Pukul 06.00 WIB, Kamis (1/6/2022) dua truk jungkit Mitsubishi Colt berhenti di Keude Teupin Mane,Juli,Bireuen. Suara knalpot truk diesel itu menderu, membelah pagi yang masih diselimuti hawa dingin.
Beberapa perempuan bergegas turun. Mereka masuk ke sebuah warung kopi yang berada di sisi kanan jalan dari arah Bireuen menuju Aceh Tengah.
Beberapa orang di antaranya mengambil nasi bungkus di atas meja. Kemudian masuk ke dalam, memilih cemilan yang terdiri beberapa jenis. Bakwan, risol, pulut panggang, apem, dll. Ada yang turut membeli kopi bungkus.
Mereka tidak berlama-lama. Lima menit kemudian sudah kembali ke truk jungkit berkelir kuning.
Truk kembali melaju, membawa perempuan-perempuan itu ke perkebunan sawit milik perusahaan lokal yang berekspansi besar-besaran setelah lahirnya MoU Helsinki pada 15 Agustus 2005.
Uniform mereka menarik. Baju lengan panjang, celana panjang, sepatu both, sarung tangan, jilbab dan topi, serta tas ransel. Di dalam tas itu ditaruh berbagai kebutuhan lapangan, termasuk parang untuk membabat.
***
Kehadiran perkebunan sawit di kawasan Juli telah membuka jalan baru bagi kaum ekonomi lemah. Perempuan-perempuan yang tulang punggung ekonominya telah sekian lama absen, mengambil alih peran. Mereka mendaftarkan diri sebagai buruh harian pada perkebunan sawit.

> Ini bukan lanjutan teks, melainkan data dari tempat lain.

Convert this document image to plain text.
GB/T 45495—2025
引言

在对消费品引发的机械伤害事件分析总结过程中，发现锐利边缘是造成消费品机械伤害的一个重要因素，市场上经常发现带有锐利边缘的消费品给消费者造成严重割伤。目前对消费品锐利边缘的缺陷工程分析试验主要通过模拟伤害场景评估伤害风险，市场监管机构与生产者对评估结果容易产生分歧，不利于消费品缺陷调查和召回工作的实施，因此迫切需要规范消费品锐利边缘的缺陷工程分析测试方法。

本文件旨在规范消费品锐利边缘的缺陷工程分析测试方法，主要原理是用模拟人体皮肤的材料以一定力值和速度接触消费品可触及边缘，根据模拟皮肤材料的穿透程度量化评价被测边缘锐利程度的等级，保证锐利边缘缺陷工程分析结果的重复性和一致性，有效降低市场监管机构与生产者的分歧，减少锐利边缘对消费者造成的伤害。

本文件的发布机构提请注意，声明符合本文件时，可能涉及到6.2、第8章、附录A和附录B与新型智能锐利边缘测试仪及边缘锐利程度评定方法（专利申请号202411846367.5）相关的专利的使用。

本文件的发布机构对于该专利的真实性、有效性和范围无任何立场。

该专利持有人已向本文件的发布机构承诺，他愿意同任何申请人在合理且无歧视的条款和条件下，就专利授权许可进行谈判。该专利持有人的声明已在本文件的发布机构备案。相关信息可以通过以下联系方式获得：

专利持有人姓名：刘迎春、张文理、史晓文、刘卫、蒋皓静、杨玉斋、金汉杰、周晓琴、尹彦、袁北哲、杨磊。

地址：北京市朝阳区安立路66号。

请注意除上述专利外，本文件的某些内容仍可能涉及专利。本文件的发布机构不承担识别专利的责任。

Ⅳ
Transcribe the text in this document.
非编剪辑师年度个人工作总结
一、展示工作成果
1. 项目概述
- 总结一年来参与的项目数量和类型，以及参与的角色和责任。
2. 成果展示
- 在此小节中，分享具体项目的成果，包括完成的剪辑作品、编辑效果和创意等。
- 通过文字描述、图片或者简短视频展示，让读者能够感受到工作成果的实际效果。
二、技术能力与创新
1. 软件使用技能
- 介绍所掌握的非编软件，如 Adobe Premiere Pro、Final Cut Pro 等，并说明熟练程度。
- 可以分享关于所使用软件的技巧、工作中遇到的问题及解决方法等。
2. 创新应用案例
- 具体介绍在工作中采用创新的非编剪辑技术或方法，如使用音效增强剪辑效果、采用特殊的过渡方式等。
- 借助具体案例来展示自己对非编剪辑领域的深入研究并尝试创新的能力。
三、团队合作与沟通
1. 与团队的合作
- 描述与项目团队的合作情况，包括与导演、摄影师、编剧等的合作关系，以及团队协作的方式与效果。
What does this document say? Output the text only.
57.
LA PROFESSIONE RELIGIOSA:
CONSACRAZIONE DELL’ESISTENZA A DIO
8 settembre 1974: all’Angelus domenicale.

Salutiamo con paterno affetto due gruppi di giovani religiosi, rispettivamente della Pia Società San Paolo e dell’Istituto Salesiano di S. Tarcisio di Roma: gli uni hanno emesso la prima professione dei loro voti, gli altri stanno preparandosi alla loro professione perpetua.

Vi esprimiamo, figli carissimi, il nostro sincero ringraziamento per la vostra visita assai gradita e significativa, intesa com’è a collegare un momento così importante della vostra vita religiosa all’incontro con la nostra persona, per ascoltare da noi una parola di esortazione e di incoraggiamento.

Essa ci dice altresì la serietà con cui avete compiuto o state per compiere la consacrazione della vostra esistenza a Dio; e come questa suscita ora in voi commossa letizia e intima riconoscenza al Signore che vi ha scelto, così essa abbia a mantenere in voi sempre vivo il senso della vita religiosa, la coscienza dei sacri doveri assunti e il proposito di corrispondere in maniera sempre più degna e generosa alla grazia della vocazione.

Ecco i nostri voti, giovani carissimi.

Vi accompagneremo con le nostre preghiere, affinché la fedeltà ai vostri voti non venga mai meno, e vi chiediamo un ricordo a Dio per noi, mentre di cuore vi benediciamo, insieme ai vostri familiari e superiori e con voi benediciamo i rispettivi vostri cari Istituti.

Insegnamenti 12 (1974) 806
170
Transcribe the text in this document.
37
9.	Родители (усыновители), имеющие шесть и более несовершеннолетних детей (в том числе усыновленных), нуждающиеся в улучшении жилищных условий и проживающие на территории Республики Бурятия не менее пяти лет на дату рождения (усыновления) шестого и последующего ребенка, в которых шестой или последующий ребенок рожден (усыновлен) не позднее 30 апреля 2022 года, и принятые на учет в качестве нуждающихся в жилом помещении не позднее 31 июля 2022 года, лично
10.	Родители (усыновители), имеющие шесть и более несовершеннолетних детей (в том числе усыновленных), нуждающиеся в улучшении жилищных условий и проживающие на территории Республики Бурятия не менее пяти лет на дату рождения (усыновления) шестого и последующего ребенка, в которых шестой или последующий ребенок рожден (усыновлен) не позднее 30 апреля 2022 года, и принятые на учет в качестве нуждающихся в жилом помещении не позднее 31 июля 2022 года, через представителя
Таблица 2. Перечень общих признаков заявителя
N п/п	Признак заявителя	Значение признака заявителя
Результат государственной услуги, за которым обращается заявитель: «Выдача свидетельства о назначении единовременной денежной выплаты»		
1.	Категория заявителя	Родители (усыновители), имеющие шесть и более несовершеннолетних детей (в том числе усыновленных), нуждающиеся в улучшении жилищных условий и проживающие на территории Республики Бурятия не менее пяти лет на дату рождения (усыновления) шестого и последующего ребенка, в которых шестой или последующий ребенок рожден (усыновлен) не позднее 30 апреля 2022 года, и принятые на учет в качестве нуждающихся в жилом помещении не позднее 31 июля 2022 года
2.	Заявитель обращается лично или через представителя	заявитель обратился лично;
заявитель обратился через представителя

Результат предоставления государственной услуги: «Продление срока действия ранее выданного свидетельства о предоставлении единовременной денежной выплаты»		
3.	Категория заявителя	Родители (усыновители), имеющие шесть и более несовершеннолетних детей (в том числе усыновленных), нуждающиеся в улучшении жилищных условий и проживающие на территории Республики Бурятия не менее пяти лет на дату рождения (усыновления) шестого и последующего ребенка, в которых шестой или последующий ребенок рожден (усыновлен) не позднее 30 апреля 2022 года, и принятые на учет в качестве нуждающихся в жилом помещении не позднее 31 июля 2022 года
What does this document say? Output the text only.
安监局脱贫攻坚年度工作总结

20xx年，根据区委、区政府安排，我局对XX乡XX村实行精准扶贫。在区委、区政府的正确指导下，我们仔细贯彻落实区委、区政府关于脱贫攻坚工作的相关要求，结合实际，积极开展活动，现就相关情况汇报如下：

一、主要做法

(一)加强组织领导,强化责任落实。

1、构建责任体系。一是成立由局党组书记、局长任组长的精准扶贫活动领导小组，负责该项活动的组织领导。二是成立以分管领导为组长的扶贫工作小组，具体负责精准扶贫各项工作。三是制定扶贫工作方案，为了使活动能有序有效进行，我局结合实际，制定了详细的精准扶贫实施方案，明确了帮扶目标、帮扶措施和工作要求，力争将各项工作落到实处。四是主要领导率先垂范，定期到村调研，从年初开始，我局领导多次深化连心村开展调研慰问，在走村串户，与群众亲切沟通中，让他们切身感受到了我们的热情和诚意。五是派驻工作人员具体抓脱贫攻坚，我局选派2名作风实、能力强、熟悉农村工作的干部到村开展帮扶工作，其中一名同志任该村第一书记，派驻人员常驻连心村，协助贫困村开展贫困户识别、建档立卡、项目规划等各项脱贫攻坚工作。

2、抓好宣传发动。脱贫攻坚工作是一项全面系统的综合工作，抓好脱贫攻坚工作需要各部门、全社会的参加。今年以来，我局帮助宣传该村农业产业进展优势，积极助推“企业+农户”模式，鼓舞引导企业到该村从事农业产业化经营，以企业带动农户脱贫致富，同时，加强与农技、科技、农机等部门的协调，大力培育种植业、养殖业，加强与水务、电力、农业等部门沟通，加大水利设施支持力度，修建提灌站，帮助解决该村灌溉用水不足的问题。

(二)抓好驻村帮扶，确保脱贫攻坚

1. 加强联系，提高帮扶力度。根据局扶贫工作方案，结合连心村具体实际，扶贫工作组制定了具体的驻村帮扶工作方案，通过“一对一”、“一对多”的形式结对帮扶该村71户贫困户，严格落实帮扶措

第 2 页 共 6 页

Mereka dibayar setiap satu minggu sekali. Per hari digaji Rp70.000. Dengan uang itu mereka menjaga keberlangsungan ekonomi keluarga. Mereka hanya libur pada hari Jumat, dan Lebaran. Selebihnya tidak ada tanggal merah.
Banyak kisah tentang perempuan akar rumput di Juli yang memilih bekerja di perkebunan sebagai buruh kasar. Mereka memilih turun tangan, karena pendapatan suami tidak mampu menalangi kebutuhan dasar keluarga.
“Abang tak punya pekerjaan tetap. Bila sebulan bekerja, ada tiga bulan tak kemana-mana. Dari rumah ke warung kopi, begitu setiap hari. Saya stres melihatnya,” kisah J (40) ibu dengan lima anak.
J memilih mengambil alih peran sebagai pencari nafkah. Dia tidak tega melihat anak-anaknya terus-menerus melihat ayah dan ibunya bertengkar karena persoalan ekonomi.
Meskipun bekerja di perkebunan yang berangkat Subuh pulang sore, bukan berarti tanggung jawab sebagai ibu dia abaikan. “Anak-anak tetap saya asuh semampu saya. Abang juga saya perhatikan juga semampu saya.”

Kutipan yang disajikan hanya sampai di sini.